Deux jeunes animatrices de la Maison ont mené l’équipe qui, à la fin du processus, a obtenu le support d’une entreprise de graphisme d’Alma, Le coffret du Royaume, qui a matérialisé le fruit de leur réflexion.

Un jeu pour dire non au tabac

Des adolescents de la Maison des jeunes d’Alma tentent de faire sortir la boucane de leur environnement. Et pour y parvenir, ils ont mis au point un outil ludique d’une qualité impressionnante.

Pas de boucane dans ma cabane est un jeu de société où les participants, des jeunes de 12 à 17 ans, peuvent en apprendre davantage sur les dangers du vapotage et du tabagisme en général, mais où ils doivent également se creuser les méninges pour s’exprimer sur le sujet et découvrir, par eux-mêmes, les dangers de cette mauvaise habitude de vie.

Le dévoilement a eu lieu jeudi matin, Journée mondiale sans tabac, à La Maison des jeunes d’Alma. Pour l’instant, il n’en existe que deux exemplaires. Ils serviront à tester la formule et mettre à l’épreuve les questions.

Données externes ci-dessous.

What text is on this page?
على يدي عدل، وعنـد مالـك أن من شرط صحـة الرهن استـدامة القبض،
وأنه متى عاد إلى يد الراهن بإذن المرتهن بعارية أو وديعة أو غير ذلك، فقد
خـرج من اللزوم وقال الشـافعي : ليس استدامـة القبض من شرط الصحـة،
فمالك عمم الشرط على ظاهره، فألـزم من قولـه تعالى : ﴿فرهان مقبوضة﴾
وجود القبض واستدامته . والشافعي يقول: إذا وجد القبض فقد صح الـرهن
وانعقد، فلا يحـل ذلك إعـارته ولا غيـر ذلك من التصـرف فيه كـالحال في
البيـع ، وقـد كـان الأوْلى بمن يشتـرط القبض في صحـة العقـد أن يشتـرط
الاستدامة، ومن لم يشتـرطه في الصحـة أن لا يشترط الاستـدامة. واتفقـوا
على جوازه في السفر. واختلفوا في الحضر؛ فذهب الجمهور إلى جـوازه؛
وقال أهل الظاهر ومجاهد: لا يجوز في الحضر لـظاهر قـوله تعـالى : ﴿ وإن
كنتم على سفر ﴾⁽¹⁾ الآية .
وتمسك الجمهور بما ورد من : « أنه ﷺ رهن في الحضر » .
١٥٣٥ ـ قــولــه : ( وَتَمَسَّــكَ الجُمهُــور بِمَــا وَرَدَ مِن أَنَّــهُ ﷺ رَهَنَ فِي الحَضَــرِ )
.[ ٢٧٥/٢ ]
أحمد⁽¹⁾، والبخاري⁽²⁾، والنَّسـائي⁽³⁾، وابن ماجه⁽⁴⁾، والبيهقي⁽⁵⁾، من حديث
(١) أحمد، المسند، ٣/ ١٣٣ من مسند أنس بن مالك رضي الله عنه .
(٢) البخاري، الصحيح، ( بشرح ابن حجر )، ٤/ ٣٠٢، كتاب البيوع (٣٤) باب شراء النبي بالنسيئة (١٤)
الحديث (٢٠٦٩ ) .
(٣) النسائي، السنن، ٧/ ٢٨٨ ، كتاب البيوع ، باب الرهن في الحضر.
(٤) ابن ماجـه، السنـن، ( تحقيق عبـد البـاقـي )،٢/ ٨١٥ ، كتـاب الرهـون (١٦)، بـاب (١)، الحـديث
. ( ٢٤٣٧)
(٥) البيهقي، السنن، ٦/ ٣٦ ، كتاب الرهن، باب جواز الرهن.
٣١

Ils ont été réalisés grâce à l’apport d’une demi-douzaine de jeunes qui fréquentent la Maison et une subvention de 1450 $ du CIUSSS qui a vu là une occasion en or de rejoindre une clientèle qui a une relation de plus en plus inquiétante avec la cigarette électronique.

Deux jeunes animatrices de la Maison ont mené l’équipe qui, à la fin du processus, a obtenu le support d’une entreprise de graphisme d’Alma, Le coffret du Royaume, qui a matérialisé le fruit de leur réflexion.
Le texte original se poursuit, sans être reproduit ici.